First of, the book is a GREAT piece of work. How great? I read it in one sitting. All 167 pages of it. You know a book is something special when you can't put it down. Not even when your eyes are begging you to sleep. I started reading it expecting to torture myself with anthropological and archaeological jargon. That was a huge mistake, I soon came to learn, because the book turned out to be readable and quite enjoyable. I said hurrah when in the first paragraph of the Preface, Skibo wrote “This is not a scientific report.

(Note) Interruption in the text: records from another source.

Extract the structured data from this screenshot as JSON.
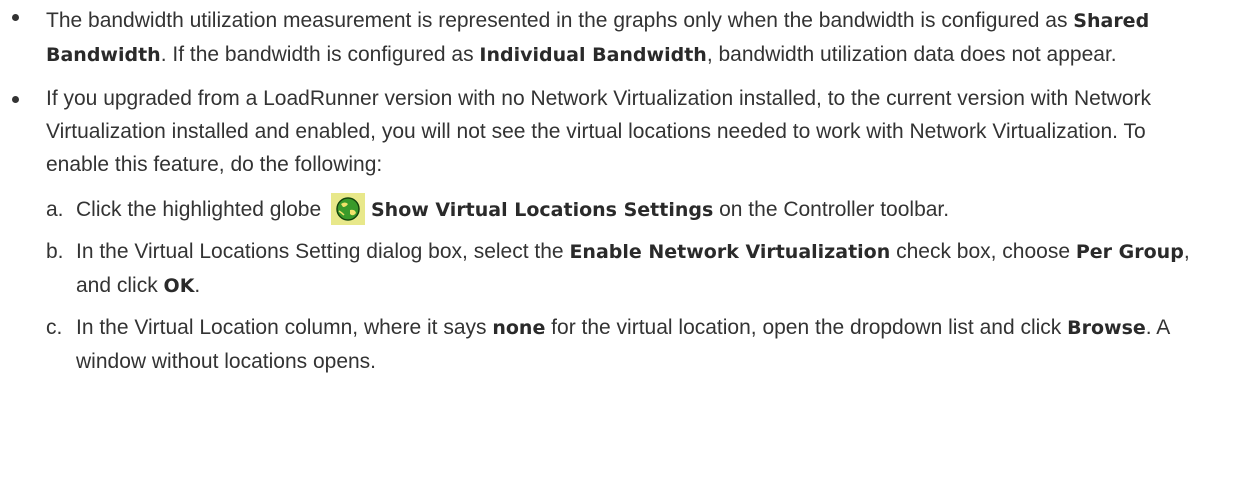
{
  "bullets": [
    {
      "parts": [
        "The bandwidth utilization measurement is represented in the graphs only when the bandwidth is configured as ",
        "Shared Bandwidth",
        ". If the bandwidth is configured as ",
        "Individual Bandwidth",
        ", bandwidth utilization data does not appear."
      ]
    },
    {
      "text": "If you upgraded from a LoadRunner version with no Network Virtualization installed, to the current version with Network Virtualization installed and enabled, you will not see the virtual locations needed to work with Network Virtualization. To enable this feature, do the following:",
      "steps": [
        {
          "marker": "a.",
          "parts": [
            "Click the highlighted globe ",
            "Show Virtual Locations Settings",
            " on the Controller toolbar."
          ],
          "icon": "globe-icon"
        },
        {
          "marker": "b.",
          "parts": [
            "In the Virtual Locations Setting dialog box, select the ",
            "Enable Network Virtualization",
            " check box, choose ",
            "Per Group",
            ", and click ",
            "OK",
            "."
          ]
        },
        {
          "marker": "c.",
          "parts": [
            "In the Virtual Location column, where it says ",
            "none",
            " for the virtual location, open the dropdown list and click ",
            "Browse",
            ". A window without locations opens."
          ]
        }
      ]
    }
  ],
  "colors": {
    "text": "#333333",
    "globe_background": "#e8e88a",
    "globe_fill": "#3a9a2a"
  }
}
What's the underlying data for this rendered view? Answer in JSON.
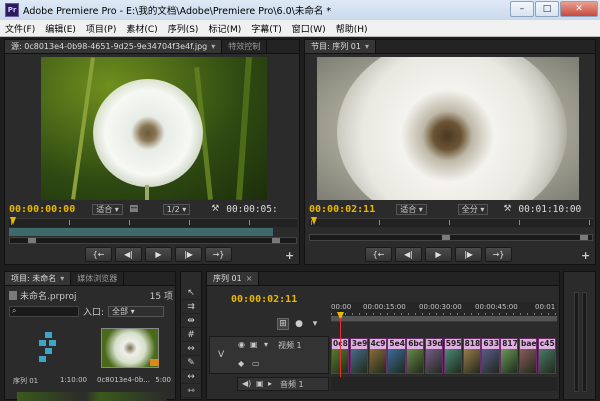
{
  "window": {
    "title": "Adobe Premiere Pro - E:\\我的文档\\Adobe\\Premiere Pro\\6.0\\未命名 *",
    "logo_text": "Pr",
    "minimize": "–",
    "maximize": "□",
    "close": "✕"
  },
  "menu": [
    "文件(F)",
    "编辑(E)",
    "项目(P)",
    "素材(C)",
    "序列(S)",
    "标记(M)",
    "字幕(T)",
    "窗口(W)",
    "帮助(H)"
  ],
  "source_monitor": {
    "tab_label": "源: 0c8013e4-0b98-4651-9d25-9e34704f3e4f.jpg",
    "tab2_label": "特效控制",
    "timecode": "00:00:00:00",
    "fit": "适合",
    "resolution": "1/2",
    "duration": "00:00:05:"
  },
  "program_monitor": {
    "tab_label": "节目: 序列 01",
    "timecode": "00:00:02:11",
    "fit": "适合",
    "resolution": "全分",
    "duration": "00:01:10:00"
  },
  "project_panel": {
    "tab_label": "项目: 未命名",
    "tab2_label": "媒体浏览器",
    "project_file": "未命名.prproj",
    "count": "15 项",
    "in_label": "入口:",
    "in_value": "全部",
    "items": [
      {
        "name": "序列 01",
        "duration": "1:10:00"
      },
      {
        "name": "0c8013e4-0b...",
        "duration": "5:00"
      }
    ]
  },
  "timeline": {
    "tab_label": "序列 01",
    "timecode": "00:00:02:11",
    "ruler_labels": [
      "00:00",
      "00:00:15:00",
      "00:00:30:00",
      "00:00:45:00",
      "00:01"
    ],
    "video_track": {
      "letter": "V",
      "name": "视频 1"
    },
    "audio_track": {
      "name": "音频 1"
    },
    "clips": [
      "0c8",
      "3e9",
      "4c9",
      "5e4",
      "6bc",
      "39d",
      "595",
      "818",
      "633",
      "817",
      "bae",
      "c45"
    ]
  },
  "colors": {
    "timecode_yellow": "#e8b800",
    "clip_pink": "#c08ec0",
    "playhead_red": "#e03030"
  },
  "icons": {
    "prev_marker": "{←",
    "step_back": "◀|",
    "play": "▶",
    "step_forward": "|▶",
    "next_marker": "→}",
    "wrench": "🔧"
  }
}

This book is about life with the Kalinga and the lessons I took with me.” What follows are seven chapters of well-written accounts of Skibo's adventures among the Kalinga which included run-ins with New People's Army rebels, late night drinking sessions that irked the village's elders, encounters with the local justice system, and eating the likes of ants, fruit bats and live water bugs.

Ants for Breakfast; James Skibo
Probably one of the reasons why the book resonated with me so much is because I can relate to most of what Skibo discussed. I grew up in a community very similar to Guina-ang so it was a new experience reading about my own culture in the perspective of a foreigner. You know that expression “It's funny because it's true.”? I got a lot of these moments while reading the book. Skibo writes in a very conversational style. Easy to understand and easy to digest.

Another strong aspect of the book is Skibo's comparisons of the Kalinga culture with his own American culture when it comes to issues like justice, happiness, wealth, etc. In his Preface for the book, he wrote “Although they are headhunters and the blood feud continues to this day, in many ways they are more civilized than Western societies.” In order to get the full context of why Skibo wrote that, you need to read the book.

Ants for Breakfast is a must-read piece of work. Who should read it? Cordillerans interested in learning more about their roots. And anyone studying Kalinga culture or Cordillera culture in general.

This book is likely not available in bookstores here so your only option is to go to any university library and inquire about it. I don't know if the Benguet State University and Saint Louis University carry a copy. You can also try the Baguio City Library. The online retail store Amazon also carries an inventory of the book if you want to purchase it online.